How Science Fixes Itself (Slowly)

If science is wrong this often, why trust it at all? Because science has a built-in correction mechanism that no other way of knowing the world can match. The replication projects described above are themselves science. Researchers identified the problem, measured it, and published the results. That’s the system working, even if it works slowly.

Retractions are another part of the correction process. More than 10,000 research papers were retracted in 2023 alone, a new record. That number sounds alarming, but it partly reflects better detection tools and a growing willingness among journals to pull flawed work. A decade ago, many of those papers would have quietly stayed in the literature.

The practical takeaway is about calibrating your confidence.

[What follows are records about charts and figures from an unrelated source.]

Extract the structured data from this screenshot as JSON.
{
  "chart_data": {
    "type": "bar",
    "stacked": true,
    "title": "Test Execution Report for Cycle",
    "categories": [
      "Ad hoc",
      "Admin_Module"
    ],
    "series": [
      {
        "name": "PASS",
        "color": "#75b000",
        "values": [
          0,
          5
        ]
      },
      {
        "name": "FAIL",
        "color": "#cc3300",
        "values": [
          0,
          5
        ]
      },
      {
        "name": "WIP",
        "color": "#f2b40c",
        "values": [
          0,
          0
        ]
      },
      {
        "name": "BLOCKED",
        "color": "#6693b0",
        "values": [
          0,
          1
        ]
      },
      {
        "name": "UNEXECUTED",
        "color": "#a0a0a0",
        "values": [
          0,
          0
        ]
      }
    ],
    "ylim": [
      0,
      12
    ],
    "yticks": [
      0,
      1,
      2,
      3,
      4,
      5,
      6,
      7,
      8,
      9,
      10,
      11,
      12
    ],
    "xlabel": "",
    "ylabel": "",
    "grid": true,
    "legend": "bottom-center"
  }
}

A single study, no matter how widely reported, is a provisional answer. When multiple independent teams reproduce a finding using different methods and populations, the odds it’s correct rise dramatically. The findings that have been tested dozens or hundreds of times (vaccines prevent disease, smoking causes cancer, the Earth is warming) are as close to certain as human knowledge gets. The flashy new result from one lab that just hit the news? Treat it as interesting but unproven. The distance between a single study and settled science is where most of the errors live.